What is a Meter?
A meter defines how raw events are aggregated into a single metric. Meters are the foundation of limits — they tell Limitry what to measure.
| Component | Description | Example |
|---|
| Field | Which value to aggregate | values.tokens, values.cost_cents |
| Aggregation | How to combine values | sum, count, max, latest |
| Event Filter | Optional event type and dimension filters | { eventType: "llm.completion", dimensions: { model: "gpt-4" } } |
Aggregation Types
| Type | Description | Use Case |
|---|
sum | Add up all values | Total tokens, total cost |
count | Count number of events | Number of requests |
max | Highest value seen | Peak concurrent users |
latest | Most recent value | Current resource count |
Creating Meters
from limitry import Limitry
client = Limitry()
# Sum of tokens across all completions
meter = client.meters.create(
name="Total Tokens",
aggregation="sum",
field="values.tokens",
event_filter={"event_type": "llm.completion"}
)
# Count of requests
meter = client.meters.create(
name="Request Count",
aggregation="count",
field="*",
event_filter={"event_type": "llm.completion"}
)
# Current agent count (using latest aggregation)

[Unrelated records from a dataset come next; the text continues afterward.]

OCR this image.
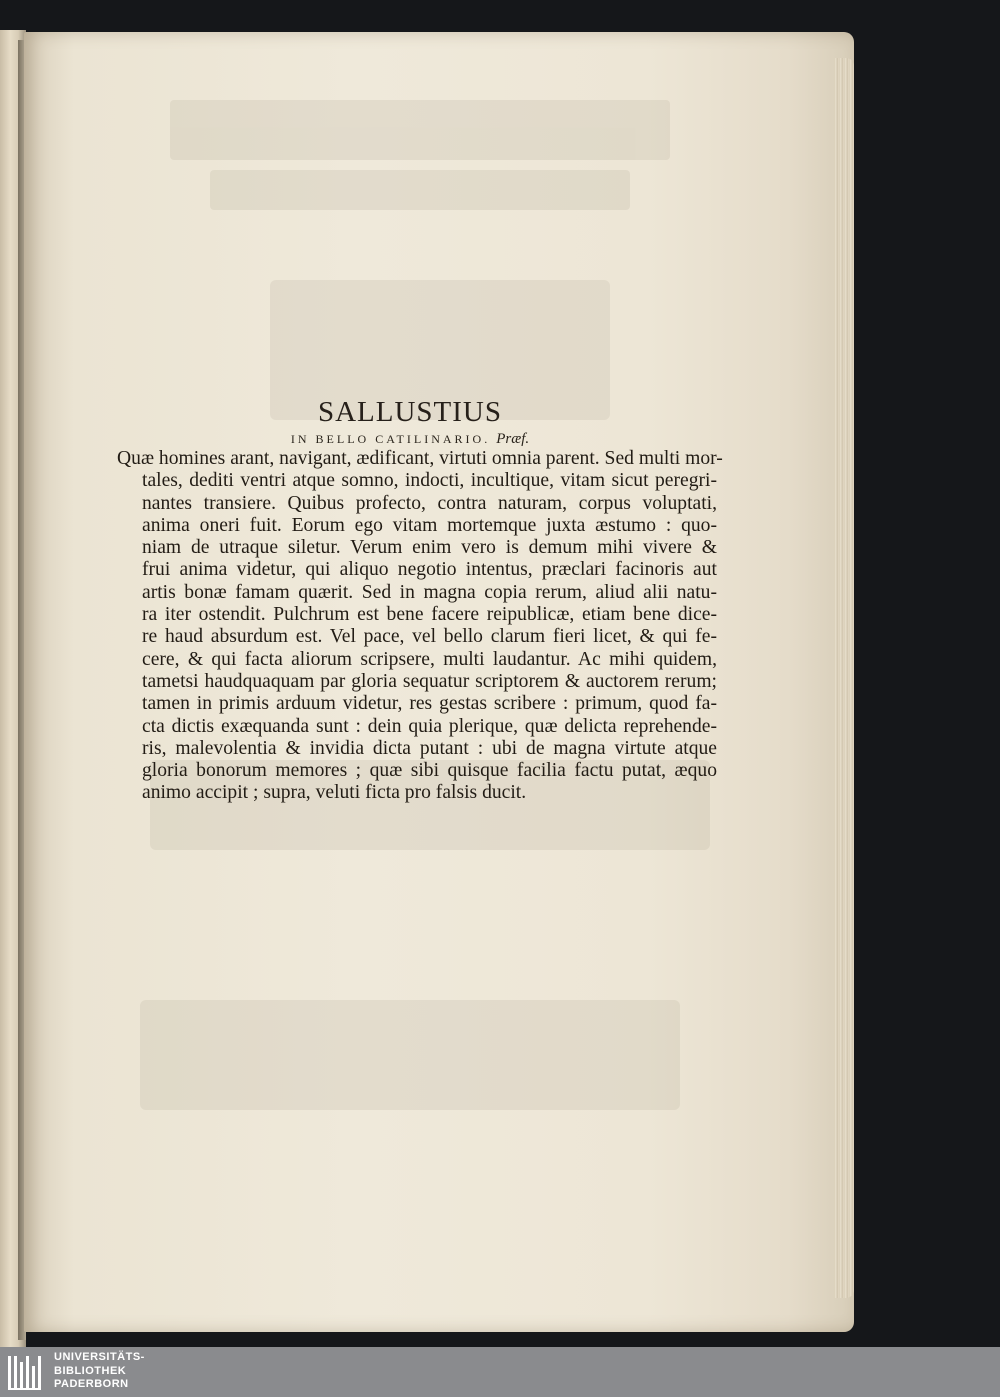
SALLUSTIUS
IN BELLO CATILINARIO. Præf.
Quæ homines arant, navigant, ædificant, virtuti omnia parent. Sed multi mor-
tales, dediti ventri atque somno, indocti, incultique, vitam sicut peregri-
nantes transiere. Quibus profecto, contra naturam, corpus voluptati,
anima oneri fuit. Eorum ego vitam mortemque juxta æstumo : quo-
niam de utraque siletur. Verum enim vero is demum mihi vivere &
frui anima videtur, qui aliquo negotio intentus, præclari facinoris aut
artis bonæ famam quærit. Sed in magna copia rerum, aliud alii natu-
ra iter ostendit. Pulchrum est bene facere reipublicæ, etiam bene dice-
re haud absurdum est. Vel pace, vel bello clarum fieri licet, & qui fe-
cere, & qui facta aliorum scripsere, multi laudantur. Ac mihi quidem,
tametsi haudquaquam par gloria sequatur scriptorem & auctorem rerum;
tamen in primis arduum videtur, res gestas scribere : primum, quod fa-
cta dictis exæquanda sunt : dein quia plerique, quæ delicta reprehende-
ris, malevolentia & invidia dicta putant : ubi de magna virtute atque
gloria bonorum memores ; quæ sibi quisque facilia factu putat, æquo
animo accipit ; supra, veluti ficta pro falsis ducit.
UNIVERSITÄTS-
BIBLIOTHEK
PADERBORN
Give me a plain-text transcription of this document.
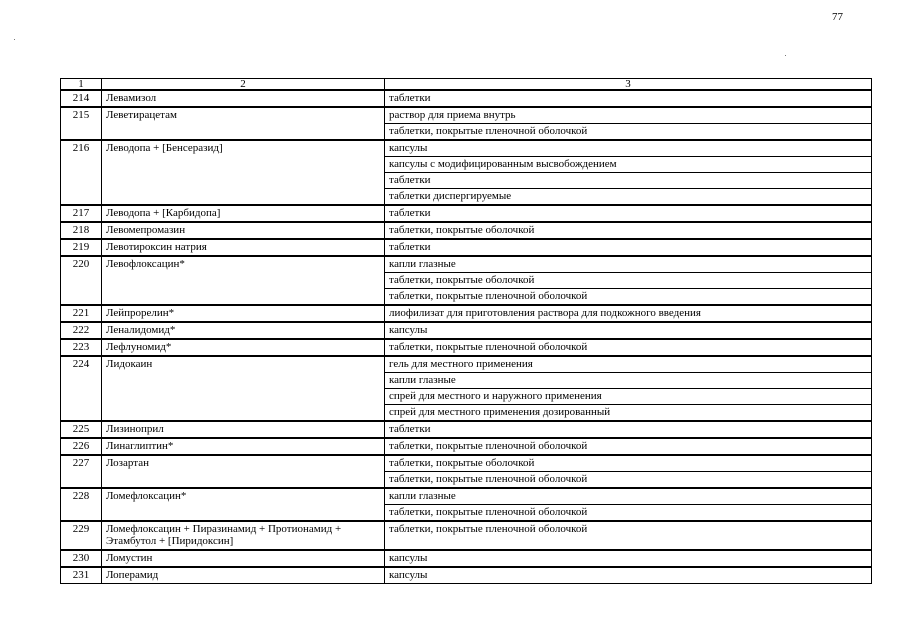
77
1	2	3
214	Левамизол	таблетки
215	Леветирацетам	раствор для приема внутрь
		таблетки, покрытые пленочной оболочкой
216	Леводопа + [Бенсеразид]	капсулы
		капсулы с модифицированным высвобождением
		таблетки
		таблетки диспергируемые
217	Леводопа + [Карбидопа]	таблетки
218	Левомепромазин	таблетки, покрытые оболочкой
219	Левотироксин натрия	таблетки
220	Левофлоксацин*	капли глазные
		таблетки, покрытые оболочкой
		таблетки, покрытые пленочной оболочкой
221	Лейпрорелин*	лиофилизат для приготовления раствора для подкожного введения
222	Леналидомид*	капсулы
223	Лефлуномид*	таблетки, покрытые пленочной оболочкой
224	Лидокаин	гель для местного применения
		капли глазные
		спрей для местного и наружного применения
		спрей для местного применения дозированный
225	Лизиноприл	таблетки
226	Линаглиптин*	таблетки, покрытые пленочной оболочкой
227	Лозартан	таблетки, покрытые оболочкой
		таблетки, покрытые пленочной оболочкой
228	Ломефлоксацин*	капли глазные
		таблетки, покрытые пленочной оболочкой
229	Ломефлоксацин + Пиразинамид + Протионамид + Этамбутол + [Пиридоксин]	таблетки, покрытые пленочной оболочкой
230	Ломустин	капсулы
231	Лоперамид	капсулы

meter = client.meters.create(
name="Active Agents",
aggregation="latest",
field="values.count",
event_filter={"event_type": "agent.count"}
)
Event Filters
Filter which events are included in the meter:
# Only count GPT-4 tokens
meter = client.meters.create(
name="GPT-4 Tokens",
aggregation="sum",
field="values.tokens",
event_filter={
"event_type": "llm.completion",
"dimensions": {"model": "gpt-4"}
}
)
# Count premium feature usage
meter = client.meters.create(
name="Premium Features",
aggregation="count",
field="*",
event_filter={
"event_type": "feature.usage",
"dimensions": {"tier": "premium"}
}
)
Querying Meter Values
Get the current meter value for a customer:
# Query meter value for a customer
result = client.meters.query(
id="mtr_abc123",
customer_id="cust_123"
)
print(f"Meter: {result.meter_name}")
print(f"Value: {result.value}")
print(f"Aggregation: {result.aggregation}")
Meter + Limit Workflow
Meters and limits work together:
Example: Token Limit
# 1. Create a meter to sum tokens
token_meter = client.meters.create(
name="Total Tokens",
aggregation="sum",
field="values.tokens",
event_filter={"event_type": "llm.completion"}
)
# 2. Create a limit that uses this meter
daily_limit = client.limits.create(
name="Daily token limit",
meter_id=token_meter.id,
limit_value=100000,
period="day",
customer_id="cust_123"
)
# 3. Check before making requests
check = client.limits.check(customer_id="cust_123")
if check.allowed:
# Make LLM call...
# 4. Record the event
client.events.record(
customer_id="cust_123",
event_type="llm.completion",
values={"tokens": 500}
)
List Meters
meters = client.meters.list()
for meter in meters.data:
print(f"{meter.name} ({meter.id})")
print(f" {meter.aggregation}({meter.value_key}) for {meter.event_type}")
Update a Meter
meter = client.meters.update(
"mtr_abc123",
name="Updated meter name"
)
Delete a Meter
result = client.meters.delete("mtr_abc123")
Deleting a meter will also delete any limits that reference it.